もちろん急に美味しい紅茶の淹れ方が知りたくなったわけではない。俺が知りたかったのは、美味しい紅茶の“隠し場所”についてだ。
「紅茶セットは確かベッドの下ですよね。教えてもらうんだし俺が取りますね」
俺はベッドの下に潜り込んだ。ちょうど中央辺りに大きなトレーが置いてあって、その上にこれまた一回り小さいトレーが置いてある。紅茶セットは小さいトレーにまとめられている。
紅茶セットを取り出すだけなら、小さいトレーだけ引っ張り出せばいいのだが、俺は下に敷いてある大きなトレーごと横にズラした。
(……やっぱりな)
案の定、ひと目では分かり辛いが床に細工がしてあった。そこにはクローゼットの壁よろしく、恐らく“階下”と繋がっているであろう小さな隠し扉があった。

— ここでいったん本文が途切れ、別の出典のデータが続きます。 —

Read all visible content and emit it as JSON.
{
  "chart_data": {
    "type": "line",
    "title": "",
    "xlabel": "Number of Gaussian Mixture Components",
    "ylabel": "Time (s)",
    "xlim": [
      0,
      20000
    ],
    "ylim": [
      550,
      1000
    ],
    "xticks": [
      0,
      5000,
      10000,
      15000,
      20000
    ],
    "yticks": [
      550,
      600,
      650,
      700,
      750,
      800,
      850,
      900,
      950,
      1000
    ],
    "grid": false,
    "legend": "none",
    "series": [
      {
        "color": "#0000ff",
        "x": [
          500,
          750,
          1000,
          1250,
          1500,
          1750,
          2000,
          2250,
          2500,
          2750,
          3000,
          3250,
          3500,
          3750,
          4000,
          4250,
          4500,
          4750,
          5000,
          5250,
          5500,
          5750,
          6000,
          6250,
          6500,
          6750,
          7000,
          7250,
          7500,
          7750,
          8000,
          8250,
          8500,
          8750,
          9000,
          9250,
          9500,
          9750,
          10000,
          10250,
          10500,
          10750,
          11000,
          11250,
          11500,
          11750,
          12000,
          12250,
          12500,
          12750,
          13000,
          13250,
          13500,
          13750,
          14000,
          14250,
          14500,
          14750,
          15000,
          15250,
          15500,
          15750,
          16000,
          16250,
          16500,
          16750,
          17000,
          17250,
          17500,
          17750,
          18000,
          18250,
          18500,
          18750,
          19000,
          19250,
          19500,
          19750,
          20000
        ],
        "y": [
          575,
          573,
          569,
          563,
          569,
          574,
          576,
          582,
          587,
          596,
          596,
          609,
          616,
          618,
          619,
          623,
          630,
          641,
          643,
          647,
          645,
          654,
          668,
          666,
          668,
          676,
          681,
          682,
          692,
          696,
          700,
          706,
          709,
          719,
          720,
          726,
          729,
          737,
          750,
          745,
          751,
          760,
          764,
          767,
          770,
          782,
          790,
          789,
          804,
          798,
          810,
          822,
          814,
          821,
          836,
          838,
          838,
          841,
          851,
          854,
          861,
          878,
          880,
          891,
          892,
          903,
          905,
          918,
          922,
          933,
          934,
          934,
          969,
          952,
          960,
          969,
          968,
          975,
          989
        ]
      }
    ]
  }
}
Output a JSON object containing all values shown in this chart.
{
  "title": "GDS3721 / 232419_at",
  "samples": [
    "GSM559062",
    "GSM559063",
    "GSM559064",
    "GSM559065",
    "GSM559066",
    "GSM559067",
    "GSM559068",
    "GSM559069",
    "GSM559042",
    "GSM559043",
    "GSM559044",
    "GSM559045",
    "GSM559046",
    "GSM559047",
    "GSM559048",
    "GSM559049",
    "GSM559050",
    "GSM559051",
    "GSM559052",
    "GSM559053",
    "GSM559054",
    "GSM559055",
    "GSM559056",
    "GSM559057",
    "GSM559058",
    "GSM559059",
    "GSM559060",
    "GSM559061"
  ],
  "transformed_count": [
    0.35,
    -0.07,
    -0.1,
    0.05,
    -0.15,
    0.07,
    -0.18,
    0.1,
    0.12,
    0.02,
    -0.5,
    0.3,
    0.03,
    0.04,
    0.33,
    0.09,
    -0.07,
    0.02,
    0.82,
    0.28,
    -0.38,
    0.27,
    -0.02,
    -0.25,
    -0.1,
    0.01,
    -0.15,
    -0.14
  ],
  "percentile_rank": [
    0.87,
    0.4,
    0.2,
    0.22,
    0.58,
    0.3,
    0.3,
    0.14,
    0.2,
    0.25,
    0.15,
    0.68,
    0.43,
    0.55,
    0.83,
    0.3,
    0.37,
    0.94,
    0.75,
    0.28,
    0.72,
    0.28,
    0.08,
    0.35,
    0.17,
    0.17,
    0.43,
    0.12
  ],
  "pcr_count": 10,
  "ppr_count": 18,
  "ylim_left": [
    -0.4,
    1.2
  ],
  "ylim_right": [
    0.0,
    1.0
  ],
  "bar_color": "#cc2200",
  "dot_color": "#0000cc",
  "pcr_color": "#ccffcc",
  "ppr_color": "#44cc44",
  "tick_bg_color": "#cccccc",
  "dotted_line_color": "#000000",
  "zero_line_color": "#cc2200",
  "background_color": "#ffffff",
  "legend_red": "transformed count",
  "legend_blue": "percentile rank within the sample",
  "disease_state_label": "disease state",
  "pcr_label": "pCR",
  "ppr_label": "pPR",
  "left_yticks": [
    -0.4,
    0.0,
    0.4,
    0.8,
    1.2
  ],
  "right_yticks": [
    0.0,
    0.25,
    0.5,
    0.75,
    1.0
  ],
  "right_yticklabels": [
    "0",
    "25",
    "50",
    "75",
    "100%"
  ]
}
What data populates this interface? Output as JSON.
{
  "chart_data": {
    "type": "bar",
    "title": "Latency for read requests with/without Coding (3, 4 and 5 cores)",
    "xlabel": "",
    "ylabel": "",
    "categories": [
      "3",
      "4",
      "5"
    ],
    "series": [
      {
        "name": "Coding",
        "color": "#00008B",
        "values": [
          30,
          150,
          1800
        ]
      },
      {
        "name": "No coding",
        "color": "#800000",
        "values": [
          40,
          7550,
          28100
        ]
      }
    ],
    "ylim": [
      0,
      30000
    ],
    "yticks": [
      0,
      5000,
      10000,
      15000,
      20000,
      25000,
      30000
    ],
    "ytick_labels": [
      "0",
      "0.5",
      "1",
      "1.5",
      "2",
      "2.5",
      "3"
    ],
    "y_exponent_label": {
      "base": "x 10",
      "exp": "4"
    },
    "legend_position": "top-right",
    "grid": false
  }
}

少しだけ床の扉を開けてみると強烈な“甘い香り”が漂ってきた。
「春人君、大丈夫? もしかしてどこか引っかかっちゃった?」
「いえ、大丈夫です。問題ありません」
俺は扉とトレーを手早く戻して、ベッドの下から這い出た。スカーレットは、紅茶用に購入したのであろう可愛らしいデザインのカセットコンロでお湯を沸かそうとしている。
「スカーレット、ちょっとくらい散らかってもまた一緒に片付ければいいんですから、ちゃんと部屋使って下さいね」
俺は、何も知らないまま健気に紅茶を用意しているスカーレットを抱きしめた。自分でも急に大胆なことをしたもんだと少し驚いている。
分かっていてもこうなるんだから、恐ろしいまでの効能だ。
「は、はは、春人君!? 急にどうしたの!?」
「どうやらスカーレットが部屋を開けている間に、またネズミが悪さをしているみたいですから」
「そ、そうなんだ……もしかしてベッドの下にいたの?」
「ええ、その痕跡はありましたね。けど、俺が何とかしますから安心してください」
まったく、酷い奴だとは前々から思っていたけど、これはさすがに一言言ってやらねば気が済まない。
思い返せば、被害を受けていたのはヘザーとラテだけではない。俺やスカーレットやイースも、きっと気が付かないうちに巻き込まれていたのだ。
「──紅茶凄く美味しかったです。今度は俺がご馳走しますから、楽しみにしててくださいね」
スカーレットに紅茶の淹れ方をレクチャーしてもらった後、俺は彼女の部屋へと足を進めた。